The Secretary General lost patience again. “Must you do that, Ambassador? It makes our proceedings cheap and theatrical. I mean, you won’t even reveal where From Beyond is to our astronomers. You treat us like sub-intelligent mutts. I feel like I’ve become Arthur Dent from The Hitchhiker’s Guide to the Galaxy.”

“Possibly if more of your race had read and heeded that illustrious historian, then you’d have a better appreciation for your place in the cosmos,” the Ambassador responded snootily. “But it makes no matter. You are Kludge and we really have no need of you anymore.”

“But we are an intelligent race?”

“Says who?”

“We have spacecraft. We have computers. We have language and culture.” The Secretary General’s voice sharpened. “We have Corn Nuts.”

“That’s about all,” the Ambassador conceded. “Come, come. This is getting weary. You are Kludge, and Kludge have their uses. We gave you the limited neural capacity to dispose of our dolphin enemy, but do you think we would give you real intellect? Why would we create more competition?”

“We do not need to compete. We can cooperate and both benefit,” the Secretary General pleaded.

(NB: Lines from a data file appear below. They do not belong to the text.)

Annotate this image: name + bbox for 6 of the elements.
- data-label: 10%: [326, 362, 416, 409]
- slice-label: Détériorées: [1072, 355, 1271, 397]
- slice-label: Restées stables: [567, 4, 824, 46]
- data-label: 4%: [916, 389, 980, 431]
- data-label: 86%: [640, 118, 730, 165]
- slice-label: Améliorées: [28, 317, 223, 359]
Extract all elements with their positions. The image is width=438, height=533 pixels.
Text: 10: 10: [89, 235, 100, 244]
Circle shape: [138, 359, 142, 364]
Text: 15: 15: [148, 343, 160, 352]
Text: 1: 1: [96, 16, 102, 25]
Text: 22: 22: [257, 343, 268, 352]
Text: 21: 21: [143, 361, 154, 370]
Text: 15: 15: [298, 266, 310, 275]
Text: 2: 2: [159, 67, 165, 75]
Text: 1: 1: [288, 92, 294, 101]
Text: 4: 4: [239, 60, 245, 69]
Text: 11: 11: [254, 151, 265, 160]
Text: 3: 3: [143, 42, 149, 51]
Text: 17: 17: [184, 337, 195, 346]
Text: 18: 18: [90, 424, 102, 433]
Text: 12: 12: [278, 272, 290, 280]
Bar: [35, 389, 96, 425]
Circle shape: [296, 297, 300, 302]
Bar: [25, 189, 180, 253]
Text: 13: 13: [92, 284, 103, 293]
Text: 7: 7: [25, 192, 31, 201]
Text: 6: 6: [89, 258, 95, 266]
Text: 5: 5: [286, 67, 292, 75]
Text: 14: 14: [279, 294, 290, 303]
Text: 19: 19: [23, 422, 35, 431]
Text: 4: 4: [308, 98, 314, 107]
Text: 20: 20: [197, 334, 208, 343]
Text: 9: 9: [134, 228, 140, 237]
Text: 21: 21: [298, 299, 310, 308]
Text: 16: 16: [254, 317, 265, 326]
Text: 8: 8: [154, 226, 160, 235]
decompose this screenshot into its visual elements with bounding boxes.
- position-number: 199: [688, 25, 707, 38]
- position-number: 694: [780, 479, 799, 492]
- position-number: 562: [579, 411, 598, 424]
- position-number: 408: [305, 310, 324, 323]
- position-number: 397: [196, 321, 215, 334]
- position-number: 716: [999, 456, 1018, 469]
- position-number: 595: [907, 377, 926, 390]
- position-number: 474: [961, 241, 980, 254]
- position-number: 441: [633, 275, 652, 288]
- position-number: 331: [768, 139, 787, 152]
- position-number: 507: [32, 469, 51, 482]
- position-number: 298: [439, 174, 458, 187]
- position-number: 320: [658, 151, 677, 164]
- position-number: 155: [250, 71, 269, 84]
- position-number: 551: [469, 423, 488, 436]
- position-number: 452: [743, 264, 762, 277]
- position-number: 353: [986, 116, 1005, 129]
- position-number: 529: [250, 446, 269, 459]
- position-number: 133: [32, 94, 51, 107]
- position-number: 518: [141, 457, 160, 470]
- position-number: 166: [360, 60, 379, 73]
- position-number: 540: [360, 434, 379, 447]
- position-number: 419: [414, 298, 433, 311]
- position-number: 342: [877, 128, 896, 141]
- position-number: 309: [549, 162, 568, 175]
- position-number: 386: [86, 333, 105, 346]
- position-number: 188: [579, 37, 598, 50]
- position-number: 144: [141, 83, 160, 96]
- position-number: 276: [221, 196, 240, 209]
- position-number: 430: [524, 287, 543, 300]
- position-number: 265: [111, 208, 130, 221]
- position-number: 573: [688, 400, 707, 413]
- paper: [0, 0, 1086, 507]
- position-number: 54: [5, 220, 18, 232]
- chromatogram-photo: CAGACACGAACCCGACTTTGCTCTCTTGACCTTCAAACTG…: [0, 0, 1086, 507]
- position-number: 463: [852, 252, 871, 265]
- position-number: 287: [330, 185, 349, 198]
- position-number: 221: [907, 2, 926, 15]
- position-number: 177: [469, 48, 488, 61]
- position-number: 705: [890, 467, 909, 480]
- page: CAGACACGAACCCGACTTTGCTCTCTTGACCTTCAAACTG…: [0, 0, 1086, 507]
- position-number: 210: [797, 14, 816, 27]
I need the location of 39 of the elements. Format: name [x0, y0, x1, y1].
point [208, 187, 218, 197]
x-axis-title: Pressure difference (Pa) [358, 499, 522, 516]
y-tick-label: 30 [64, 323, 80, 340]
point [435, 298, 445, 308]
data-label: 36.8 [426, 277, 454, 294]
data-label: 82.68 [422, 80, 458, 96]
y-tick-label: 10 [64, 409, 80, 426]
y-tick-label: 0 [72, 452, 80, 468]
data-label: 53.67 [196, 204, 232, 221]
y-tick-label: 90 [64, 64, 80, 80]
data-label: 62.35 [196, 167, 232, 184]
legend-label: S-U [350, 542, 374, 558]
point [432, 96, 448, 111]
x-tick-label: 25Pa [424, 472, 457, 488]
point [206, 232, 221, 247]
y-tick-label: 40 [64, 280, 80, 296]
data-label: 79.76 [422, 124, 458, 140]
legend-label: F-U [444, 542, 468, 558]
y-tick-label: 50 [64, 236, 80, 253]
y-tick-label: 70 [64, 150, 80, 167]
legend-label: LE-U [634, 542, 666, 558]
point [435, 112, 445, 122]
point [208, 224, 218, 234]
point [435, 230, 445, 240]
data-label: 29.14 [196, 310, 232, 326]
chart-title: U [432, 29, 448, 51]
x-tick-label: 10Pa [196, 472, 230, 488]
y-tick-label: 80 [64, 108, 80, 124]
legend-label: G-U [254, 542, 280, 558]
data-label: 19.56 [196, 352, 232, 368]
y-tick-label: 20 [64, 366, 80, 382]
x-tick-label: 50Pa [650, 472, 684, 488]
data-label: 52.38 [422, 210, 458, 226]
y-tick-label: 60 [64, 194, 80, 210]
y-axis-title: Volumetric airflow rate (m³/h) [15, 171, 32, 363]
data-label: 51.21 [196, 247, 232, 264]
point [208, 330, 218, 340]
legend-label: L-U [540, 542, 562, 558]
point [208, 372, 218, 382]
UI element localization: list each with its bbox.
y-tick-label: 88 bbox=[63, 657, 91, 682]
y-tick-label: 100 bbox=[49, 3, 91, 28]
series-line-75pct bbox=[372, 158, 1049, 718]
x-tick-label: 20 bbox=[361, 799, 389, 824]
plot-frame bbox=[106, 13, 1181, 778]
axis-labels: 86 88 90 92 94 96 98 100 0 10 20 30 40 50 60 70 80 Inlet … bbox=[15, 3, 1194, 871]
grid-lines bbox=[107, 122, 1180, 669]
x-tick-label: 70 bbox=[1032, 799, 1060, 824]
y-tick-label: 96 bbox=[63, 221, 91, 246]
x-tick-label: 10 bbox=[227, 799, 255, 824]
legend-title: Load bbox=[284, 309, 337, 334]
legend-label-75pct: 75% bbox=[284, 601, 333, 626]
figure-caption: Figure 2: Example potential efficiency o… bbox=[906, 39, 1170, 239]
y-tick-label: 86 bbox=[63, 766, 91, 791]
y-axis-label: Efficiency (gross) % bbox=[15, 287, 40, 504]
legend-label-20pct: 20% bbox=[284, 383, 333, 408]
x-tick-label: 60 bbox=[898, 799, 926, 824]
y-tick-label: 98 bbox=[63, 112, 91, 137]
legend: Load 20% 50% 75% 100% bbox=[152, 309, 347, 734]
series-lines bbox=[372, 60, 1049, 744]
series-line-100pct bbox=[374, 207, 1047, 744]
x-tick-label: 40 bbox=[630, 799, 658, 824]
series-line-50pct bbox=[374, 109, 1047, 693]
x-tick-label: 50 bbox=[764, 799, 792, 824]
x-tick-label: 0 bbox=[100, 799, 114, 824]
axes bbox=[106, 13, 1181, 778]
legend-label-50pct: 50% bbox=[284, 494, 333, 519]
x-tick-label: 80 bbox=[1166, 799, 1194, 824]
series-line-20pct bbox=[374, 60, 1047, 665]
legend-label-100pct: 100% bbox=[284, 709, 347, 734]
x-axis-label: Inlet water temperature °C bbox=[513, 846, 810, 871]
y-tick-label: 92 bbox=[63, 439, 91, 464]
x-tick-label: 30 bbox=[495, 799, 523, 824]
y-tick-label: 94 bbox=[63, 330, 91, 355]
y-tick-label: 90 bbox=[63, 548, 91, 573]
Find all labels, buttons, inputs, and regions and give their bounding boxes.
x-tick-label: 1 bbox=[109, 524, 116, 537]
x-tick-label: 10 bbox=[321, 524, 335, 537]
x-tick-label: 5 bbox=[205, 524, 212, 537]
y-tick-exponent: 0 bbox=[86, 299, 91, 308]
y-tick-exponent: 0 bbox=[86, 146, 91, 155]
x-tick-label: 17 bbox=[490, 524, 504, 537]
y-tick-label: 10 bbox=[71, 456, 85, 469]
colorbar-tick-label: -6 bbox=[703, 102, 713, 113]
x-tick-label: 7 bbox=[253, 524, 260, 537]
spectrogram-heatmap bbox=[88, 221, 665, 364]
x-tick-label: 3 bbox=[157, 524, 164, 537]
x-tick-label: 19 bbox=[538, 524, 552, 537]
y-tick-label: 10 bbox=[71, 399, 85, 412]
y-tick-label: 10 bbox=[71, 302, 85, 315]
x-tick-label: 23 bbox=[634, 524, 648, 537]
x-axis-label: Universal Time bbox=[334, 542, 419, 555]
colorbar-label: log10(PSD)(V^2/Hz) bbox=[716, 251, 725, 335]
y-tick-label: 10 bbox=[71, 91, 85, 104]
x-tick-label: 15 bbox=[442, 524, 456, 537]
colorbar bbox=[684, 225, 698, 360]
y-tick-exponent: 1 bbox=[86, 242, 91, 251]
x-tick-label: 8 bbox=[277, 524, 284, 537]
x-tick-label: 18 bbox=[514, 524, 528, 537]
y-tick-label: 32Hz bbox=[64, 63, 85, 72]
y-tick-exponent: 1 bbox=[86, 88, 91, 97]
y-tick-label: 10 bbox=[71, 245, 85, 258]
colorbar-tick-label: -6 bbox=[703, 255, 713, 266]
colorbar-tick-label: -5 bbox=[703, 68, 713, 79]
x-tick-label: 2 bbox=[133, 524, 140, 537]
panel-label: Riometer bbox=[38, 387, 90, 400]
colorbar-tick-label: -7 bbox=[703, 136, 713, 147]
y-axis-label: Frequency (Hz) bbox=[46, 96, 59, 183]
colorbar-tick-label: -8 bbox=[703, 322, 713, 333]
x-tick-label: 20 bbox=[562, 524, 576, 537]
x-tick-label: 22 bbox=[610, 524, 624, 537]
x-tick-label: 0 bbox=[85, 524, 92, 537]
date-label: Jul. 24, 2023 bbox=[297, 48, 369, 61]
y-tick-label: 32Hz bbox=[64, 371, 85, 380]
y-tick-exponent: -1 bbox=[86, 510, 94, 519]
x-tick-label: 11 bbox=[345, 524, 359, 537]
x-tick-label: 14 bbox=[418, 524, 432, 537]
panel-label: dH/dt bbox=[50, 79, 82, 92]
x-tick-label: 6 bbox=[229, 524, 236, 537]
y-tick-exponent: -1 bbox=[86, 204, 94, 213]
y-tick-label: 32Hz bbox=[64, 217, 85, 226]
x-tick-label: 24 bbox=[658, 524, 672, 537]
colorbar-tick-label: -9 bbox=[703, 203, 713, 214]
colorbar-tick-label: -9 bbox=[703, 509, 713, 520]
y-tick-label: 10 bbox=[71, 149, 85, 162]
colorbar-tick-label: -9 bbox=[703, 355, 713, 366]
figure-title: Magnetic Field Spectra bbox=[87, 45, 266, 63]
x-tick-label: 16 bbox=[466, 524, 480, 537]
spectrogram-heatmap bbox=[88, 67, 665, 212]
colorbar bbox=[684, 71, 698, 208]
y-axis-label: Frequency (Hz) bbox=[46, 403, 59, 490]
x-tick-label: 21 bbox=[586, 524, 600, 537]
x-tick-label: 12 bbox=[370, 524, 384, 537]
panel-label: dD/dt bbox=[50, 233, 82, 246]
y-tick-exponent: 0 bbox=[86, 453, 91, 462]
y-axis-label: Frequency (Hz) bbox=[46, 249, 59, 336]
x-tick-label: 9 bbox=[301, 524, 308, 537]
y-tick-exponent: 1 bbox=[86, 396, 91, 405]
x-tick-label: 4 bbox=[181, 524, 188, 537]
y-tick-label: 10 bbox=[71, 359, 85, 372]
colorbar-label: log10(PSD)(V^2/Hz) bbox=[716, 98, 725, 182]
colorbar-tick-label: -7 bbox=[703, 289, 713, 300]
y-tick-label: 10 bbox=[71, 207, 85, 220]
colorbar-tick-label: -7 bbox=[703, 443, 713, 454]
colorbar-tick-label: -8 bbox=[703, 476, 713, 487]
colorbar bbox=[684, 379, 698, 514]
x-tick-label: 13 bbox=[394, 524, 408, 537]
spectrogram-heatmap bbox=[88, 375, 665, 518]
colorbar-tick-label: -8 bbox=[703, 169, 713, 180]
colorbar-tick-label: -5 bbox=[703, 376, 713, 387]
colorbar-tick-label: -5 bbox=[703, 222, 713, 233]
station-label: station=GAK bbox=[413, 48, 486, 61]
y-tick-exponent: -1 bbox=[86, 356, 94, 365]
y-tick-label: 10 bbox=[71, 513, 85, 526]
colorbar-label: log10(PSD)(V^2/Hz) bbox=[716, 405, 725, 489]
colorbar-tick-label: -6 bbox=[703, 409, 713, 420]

“So said the ant to the elephant.” The Ambassador From Beyond’s hovering sedan chair stopped spinning. “Look, Kin Kin, it’s done. You’ve served your purpose, and now you Kludge are on the verge of becoming an invasive species. We don’t need that kind of ecological nuisance in this galactic arm. Your species either boards the transports in six days in an orderly manner or we dissemble humanity’s DNA.” The Ambassador belched again heartily. “A Kludge, by its very nature, is a stop-gap. Face it, you’re all expendable temps, and it’s time you clocked out.”

Tram Wah raised his hands in supplication. “Please, Ambassador, consider our contributions. Humans have a higher purpose. Have mercy.”

“Higher purpose? Mercy? That’s what got you Kludge this gig in the first place: compassion for those sycophantic bottlenosed finbacks and their cloying, proud, ambitious brethren.” It snapped its padded forefingers in finality. “Six days.”

The Ambassador From Beyond and its golden sedan chair vanished with a flash and final melodramatic gong. The smothering smell of Corn Nuts all that remained.